John thankyou for the legacy you have left behind with indigenous Australia. Not one State, but every State and Territory in Australia would have academics and teachers that are a testimony to the journey you walked with Aunty Wendy and the team to lead us down a better path.
I just want to say thankyou to Steph, Daniel, Emily, and the family for sharing this wonderful man with us over the years. His time away from you guys would have not been in vain but in selflessness to make a better aboriginal Australia. I sit here as the assistant principal thinking that had I not dared to take the journey with you John Henry, I would probably be lining up at my local Centrelink office to get my payment, so once again mate, thank you from the bottom of my heart. Rest in Peace.
Alison Johnstone –Ivanhoe – Assistance Principal Western New South Wales.

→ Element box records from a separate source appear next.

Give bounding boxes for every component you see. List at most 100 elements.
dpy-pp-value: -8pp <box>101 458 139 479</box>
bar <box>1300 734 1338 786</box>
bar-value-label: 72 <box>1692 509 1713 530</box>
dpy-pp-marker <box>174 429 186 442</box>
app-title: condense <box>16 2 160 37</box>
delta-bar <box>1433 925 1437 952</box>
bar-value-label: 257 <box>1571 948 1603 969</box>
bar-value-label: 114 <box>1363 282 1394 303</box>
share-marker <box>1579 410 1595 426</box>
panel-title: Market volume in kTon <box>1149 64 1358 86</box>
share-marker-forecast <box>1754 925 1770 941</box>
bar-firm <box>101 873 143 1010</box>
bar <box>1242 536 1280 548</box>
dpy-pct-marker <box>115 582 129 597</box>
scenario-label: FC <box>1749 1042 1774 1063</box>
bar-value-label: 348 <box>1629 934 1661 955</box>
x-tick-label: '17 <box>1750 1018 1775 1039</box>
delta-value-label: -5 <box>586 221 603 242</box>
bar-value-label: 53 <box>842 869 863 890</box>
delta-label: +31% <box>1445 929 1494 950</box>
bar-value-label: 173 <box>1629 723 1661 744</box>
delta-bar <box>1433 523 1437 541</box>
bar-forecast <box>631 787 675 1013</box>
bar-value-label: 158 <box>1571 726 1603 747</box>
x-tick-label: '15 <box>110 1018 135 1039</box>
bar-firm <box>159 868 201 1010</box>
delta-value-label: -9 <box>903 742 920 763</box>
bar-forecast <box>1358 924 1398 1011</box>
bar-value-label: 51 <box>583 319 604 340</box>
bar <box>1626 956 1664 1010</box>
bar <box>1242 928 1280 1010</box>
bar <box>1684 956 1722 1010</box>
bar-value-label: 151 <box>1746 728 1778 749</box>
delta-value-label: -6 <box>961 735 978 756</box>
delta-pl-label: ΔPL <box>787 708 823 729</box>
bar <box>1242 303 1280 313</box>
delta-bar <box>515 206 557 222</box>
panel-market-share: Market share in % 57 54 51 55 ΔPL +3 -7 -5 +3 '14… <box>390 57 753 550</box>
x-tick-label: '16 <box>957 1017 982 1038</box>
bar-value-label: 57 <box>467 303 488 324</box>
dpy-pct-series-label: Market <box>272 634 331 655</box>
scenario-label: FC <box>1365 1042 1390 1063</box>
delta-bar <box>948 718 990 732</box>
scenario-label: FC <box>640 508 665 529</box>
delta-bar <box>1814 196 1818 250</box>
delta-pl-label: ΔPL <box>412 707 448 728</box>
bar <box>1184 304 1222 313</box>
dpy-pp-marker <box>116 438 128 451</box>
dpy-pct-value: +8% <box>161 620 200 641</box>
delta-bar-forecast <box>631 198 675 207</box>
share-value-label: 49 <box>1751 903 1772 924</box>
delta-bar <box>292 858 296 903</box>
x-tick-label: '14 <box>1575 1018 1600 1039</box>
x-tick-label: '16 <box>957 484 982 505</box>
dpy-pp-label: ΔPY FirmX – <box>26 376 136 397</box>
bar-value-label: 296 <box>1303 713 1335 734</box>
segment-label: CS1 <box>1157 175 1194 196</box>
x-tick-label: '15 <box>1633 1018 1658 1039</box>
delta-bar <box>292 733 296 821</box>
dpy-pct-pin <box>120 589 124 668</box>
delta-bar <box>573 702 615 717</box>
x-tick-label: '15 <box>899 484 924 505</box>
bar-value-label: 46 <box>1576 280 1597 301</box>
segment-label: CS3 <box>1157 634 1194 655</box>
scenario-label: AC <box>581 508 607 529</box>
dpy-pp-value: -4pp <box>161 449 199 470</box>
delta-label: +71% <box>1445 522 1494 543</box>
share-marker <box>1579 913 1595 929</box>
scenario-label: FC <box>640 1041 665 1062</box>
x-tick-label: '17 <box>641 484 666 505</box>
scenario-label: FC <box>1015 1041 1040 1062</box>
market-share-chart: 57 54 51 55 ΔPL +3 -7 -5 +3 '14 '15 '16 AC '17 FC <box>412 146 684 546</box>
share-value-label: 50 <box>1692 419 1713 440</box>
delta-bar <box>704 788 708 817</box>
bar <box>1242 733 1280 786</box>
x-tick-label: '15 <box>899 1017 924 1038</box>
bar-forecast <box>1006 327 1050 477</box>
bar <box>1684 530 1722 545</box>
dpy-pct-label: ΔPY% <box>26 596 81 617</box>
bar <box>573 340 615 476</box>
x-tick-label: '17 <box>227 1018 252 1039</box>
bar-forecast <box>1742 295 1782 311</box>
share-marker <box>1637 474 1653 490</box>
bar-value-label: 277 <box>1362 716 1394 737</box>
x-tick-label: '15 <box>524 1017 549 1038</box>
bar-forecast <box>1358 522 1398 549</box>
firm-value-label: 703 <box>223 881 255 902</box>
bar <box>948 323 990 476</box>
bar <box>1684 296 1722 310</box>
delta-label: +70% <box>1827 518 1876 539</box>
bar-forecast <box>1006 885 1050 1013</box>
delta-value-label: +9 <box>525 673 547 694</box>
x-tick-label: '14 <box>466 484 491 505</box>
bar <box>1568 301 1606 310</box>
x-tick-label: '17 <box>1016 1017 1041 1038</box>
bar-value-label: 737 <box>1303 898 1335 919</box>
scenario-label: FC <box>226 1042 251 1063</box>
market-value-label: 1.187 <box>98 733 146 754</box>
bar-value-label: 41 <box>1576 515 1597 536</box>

John will be greatly missed by all who had the pleasure of knowing him. A joy to work with who had an incredible mind and ablity to make the complex seem simple. Always able to see the best in everyone and have a positive outlook on life. Cleaver, witty and charming. Gone but never forgotten. Rest in Peace 😍XXXXX
On behalf of my family I extend my heartfelt condolences to Stephanie and the Henry family on the passing of your dearly beloved husband, father and grandfather. My thoughts and prayers are with you at this sad time. I am so thankful that John was instrumental in my educational journey and left a lasting impression on my life. I will always remember him as a kind, thoughtful and wise lecturer, mentor and friend. God bless you all. Love from Robyn and Ober family.
JH Introduced me to Paulo Freire's Liberation Theology ideas. I continued to test the spirit of this ideology. Condolences to his families.
Deepest sympathy to all of John's family on his passing it was a pleasure knowing him, he was always smiling. Rest in peace John.